The erase-remove idiom is the preferred way to drop elements from vector, deque and string; for list we should call the member function remove(), that implements the erase-remove pattern.

For associative containers we have to pursue a different approach since the remove() algorithm does not work properly here and no remove() member function is available. So, the erase() member function should be used instead.
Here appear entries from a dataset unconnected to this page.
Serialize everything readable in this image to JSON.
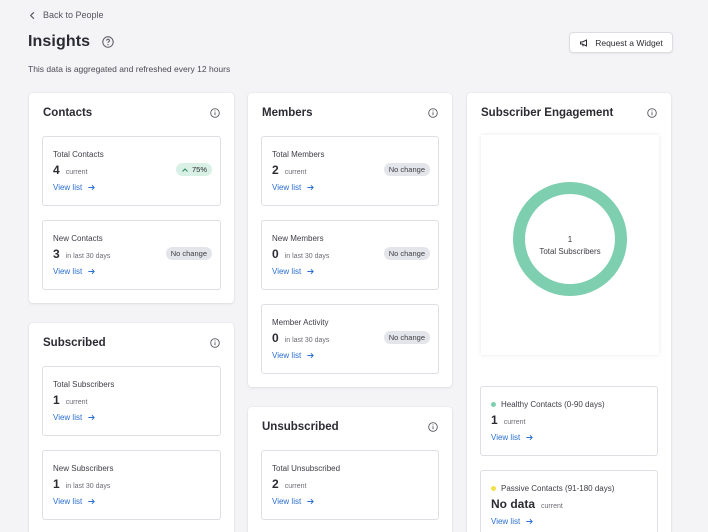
{
  "header": {
    "back_label": "Back to People",
    "title": "Insights",
    "subtitle": "This data is aggregated and refreshed every 12 hours",
    "request_label": "Request a Widget"
  },
  "colors": {
    "accent": "#2a6fd1",
    "donut": "#7ecfaf",
    "healthy": "#7ecfaf",
    "passive": "#f2e14b"
  },
  "contacts": {
    "title": "Contacts",
    "total": {
      "label": "Total Contacts",
      "value": "4",
      "sub": "current",
      "badge": "75%",
      "link": "View list"
    },
    "new": {
      "label": "New Contacts",
      "value": "3",
      "sub": "in last 30 days",
      "badge": "No change",
      "link": "View list"
    }
  },
  "subscribed": {
    "title": "Subscribed",
    "total": {
      "label": "Total Subscribers",
      "value": "1",
      "sub": "current",
      "link": "View list"
    },
    "new": {
      "label": "New Subscribers",
      "value": "1",
      "sub": "in last 30 days",
      "link": "View list"
    }
  },
  "members": {
    "title": "Members",
    "total": {
      "label": "Total Members",
      "value": "2",
      "sub": "current",
      "badge": "No change",
      "link": "View list"
    },
    "new": {
      "label": "New Members",
      "value": "0",
      "sub": "in last 30 days",
      "badge": "No change",
      "link": "View list"
    },
    "activity": {
      "label": "Member Activity",
      "value": "0",
      "sub": "in last 30 days",
      "badge": "No change",
      "link": "View list"
    }
  },
  "unsubscribed": {
    "title": "Unsubscribed",
    "total": {
      "label": "Total Unsubscribed",
      "value": "2",
      "sub": "current",
      "link": "View list"
    }
  },
  "engagement": {
    "title": "Subscriber Engagement",
    "donut_value": "1",
    "donut_label": "Total Subscribers",
    "healthy": {
      "label": "Healthy Contacts (0-90 days)",
      "value": "1",
      "sub": "current",
      "link": "View list"
    },
    "passive": {
      "label": "Passive Contacts (91-180 days)",
      "value": "No data",
      "sub": "current",
      "link": "View list"
    }
  }
}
Here are going to remove all the even numbers from a vector, a list, and a set. First of all we need a function that could be used as predicate for remove_if(), and here it is:

bool even(int value)
{
return value%2 == 0;
}

We initialize a vector in this way:

std::vector<int> v;
v.reserve(10);
for(int i = 0; i < 10; ++i)
v.push_back(i);
dump(v);

And then we eliminate the even elements using the erase-remove (actually, remove_if) idiom:

v.erase(remove_if(v.begin(), v.end(), even), v.end());
dump(v);

Now a list. The job is done by the member remove_if() function:

std::list<int> l;
for(int i = 0; i < 10; ++i)
l.push_back(i);
dump(l);

l.remove_if(even);
dump(l);

Finally the set. The use the member erase(), but we should pay attention not to invalidate the iterator on which we are working. This lead to a piece of code that is a sort of delicate:

std::set<int> s;
for(int i = 0; i < 10; ++i)
s.insert(i);
dump(s);

for(std::set<int>::iterator it = s.begin(); it != s.end(); /* ! */)
{
if(even(*it))
s.erase(it++); // 1.
else
++it; // 2.
}
dump(s);

1. We eliminate an element, so we post-increment the iterator, in this way the invalidated iterator is just a copy used by erase(), we could safely go on looping on it.
2. Nothing to do, we use the more efficent pre-increment operator.

Many more details on this argument in Item 9 of Effective STL, one of the Effective C++ books by Scott Meyers.